The most effective way to improve the business environment in AGOA-eligible countries is to have the U.S. private sector engage in focused dialogue with relevant officials, with the active support of the U.S. embassy and others in Washington to remove bottlenecks to trade and investment. Leo’s approach would have a minimal effect of improving the business environment in sub-Saharan countries and would reduce the opportunity that AGOA provides countries to grow their economies through trade. Moreover, it would introduce more bureaucracy into an environment that needs less of it.

In order for a country in sub-Saharan Africa to be eligible under AGOA requires fulfilling the following criteria:

  • Making progress towards a market-based economy, the rule of law, the elimination of trade barriers, and systems to combat corruption and protect worker’s rights
  • Not engaging in activities that undermine U.S. national security
  • Not engaging in gross violations of human rights

As Leo points out, U.S. revocation of AGOA-eligibility has been done in response to military coups and human rights abuses (Gambia, South Sudan, etc.). Leo argues that the U.S. should be more prepared to revoke AGOA-eligibility where governments in sub-Saharan Africa fail to implement appropriate governance and rule-of-law reforms.

The AGOA-eligibility criteria that apply to internal governance issues require that countries are “making progress” towards goals such as a market-based economy based on the rule of law.  The notion of “making progress” is important here, as it recognizes that such reforms take time, are often politically and economically challenging, and, among overall progress, may also involve periods of backsliding. Under these conditions, it is often very difficult to say when a country is no longer “making progress”—whether an absence or roll back of reforms is a temporary setback or part of a more sustained trajectory.

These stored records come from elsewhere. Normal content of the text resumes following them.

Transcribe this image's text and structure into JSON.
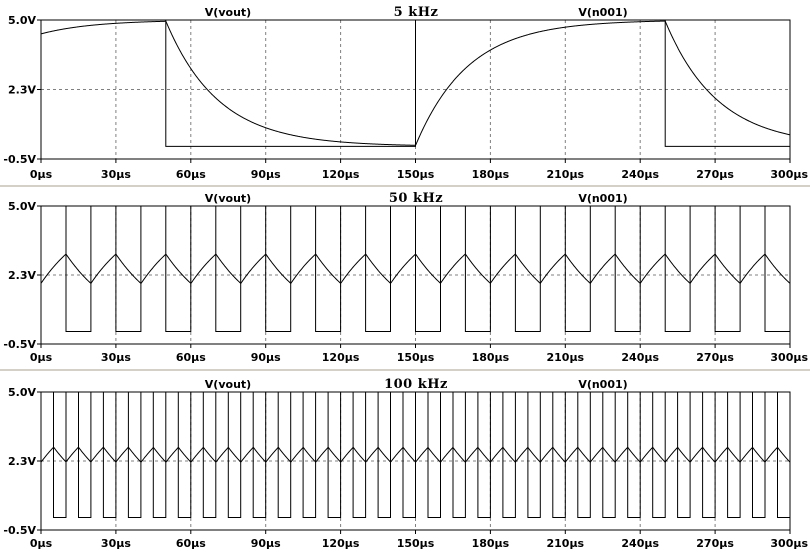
{
  "chart_data": [
    {
      "type": "line",
      "title": "5 kHz",
      "frequency_hz": 5000,
      "xlabel": "",
      "ylabel": "",
      "xlim": [
        0,
        300
      ],
      "ylim": [
        -0.5,
        5.0
      ],
      "x_ticks": [
        "0µs",
        "30µs",
        "60µs",
        "90µs",
        "120µs",
        "150µs",
        "180µs",
        "210µs",
        "240µs",
        "270µs",
        "300µs"
      ],
      "y_ticks": [
        "5.0V",
        "2.3V",
        "-0.5V"
      ],
      "grid": true,
      "series": [
        {
          "name": "V(vout)",
          "color": "#000000",
          "kind": "rc_response",
          "low": 0,
          "high": 5,
          "tau_us": 21
        },
        {
          "name": "V(n001)",
          "color": "#000000",
          "kind": "square",
          "low": 0,
          "high": 5,
          "period_us": 200,
          "edges_us": [
            50,
            150,
            250
          ]
        }
      ]
    },
    {
      "type": "line",
      "title": "50 kHz",
      "frequency_hz": 50000,
      "xlabel": "",
      "ylabel": "",
      "xlim": [
        0,
        300
      ],
      "ylim": [
        -0.5,
        5.0
      ],
      "x_ticks": [
        "0µs",
        "30µs",
        "60µs",
        "90µs",
        "120µs",
        "150µs",
        "180µs",
        "210µs",
        "240µs",
        "270µs",
        "300µs"
      ],
      "y_ticks": [
        "5.0V",
        "2.3V",
        "-0.5V"
      ],
      "grid": true,
      "series": [
        {
          "name": "V(vout)",
          "color": "#000000",
          "kind": "rc_response",
          "low": 0,
          "high": 5,
          "tau_us": 21
        },
        {
          "name": "V(n001)",
          "color": "#000000",
          "kind": "square",
          "low": 0,
          "high": 5,
          "period_us": 20
        }
      ]
    },
    {
      "type": "line",
      "title": "100 kHz",
      "frequency_hz": 100000,
      "xlabel": "",
      "ylabel": "",
      "xlim": [
        0,
        300
      ],
      "ylim": [
        -0.5,
        5.0
      ],
      "x_ticks": [
        "0µs",
        "30µs",
        "60µs",
        "90µs",
        "120µs",
        "150µs",
        "180µs",
        "210µs",
        "240µs",
        "270µs",
        "300µs"
      ],
      "y_ticks": [
        "5.0V",
        "2.3V",
        "-0.5V"
      ],
      "grid": true,
      "series": [
        {
          "name": "V(vout)",
          "color": "#000000",
          "kind": "rc_response",
          "low": 0,
          "high": 5,
          "tau_us": 21
        },
        {
          "name": "V(n001)",
          "color": "#000000",
          "kind": "square",
          "low": 0,
          "high": 5,
          "period_us": 10
        }
      ]
    }
  ]
}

In this context, there is a compelling argument to be made for more stability, predictability, and continuity in the AGOA relationship if the legislation is to fulfill its objectives of stimulating manufacturing and export-led growth. One of this blog’s co-author’s (Schneidman) recently spent a week in Ethiopia talking to a range of manufacturers, and it was apparent that companies, especially the small and medium ones, are just beginning to understand the opportunities that AGOA presents. A 15-year extension with no new conditionalities is essential for AGOA to generate broad-scale results.

Leo also misses the mark in describing AGOA as a “compact” with Africa, like the one that defines the relationship between it and the Millennium Challenge Corporation (MCC). The MCC’s compacts are grants on a scorecard of indicators designed to encourage progress towards “democratic pluralism, free markets, rule of law, and the protection of human and workers’ rights.”

AGOA is more prosaic. It is a trade preference program that is premised on the understanding that trade can be an important means for helping countries in sub-Saharan Africa grow their economies.  AGOA’s value is its preferential market access combined with stability of that access.  Making AGOA conditional on improving the business environment such as by increasing access to electricity or suitable infrastructure—complex policy goals that are influenced by various factors including budgetary priorities, access to finance, and World Bank support—will increase the risk for businesses in Africa looking to export to the U.S. This will reduce the value of these AGOA preferences as well as the overall impact of AGOA on U.S.-sub-Saharan African trade.   

Going forward, the goal for policymakers for AGOA needs to be first its renewal, and then an expansion of the range of products that can enter the U.S. duty free. As one example, in a recent policy paper, Meltzer discusses how AGOA can be amended to increase opportunities to grow exports of agriculture goods from sub-Saharan Africa. The debate over how to strengthen U.S-African commerce needs to be ongoing and not relegated simply to the renewal of AGOA.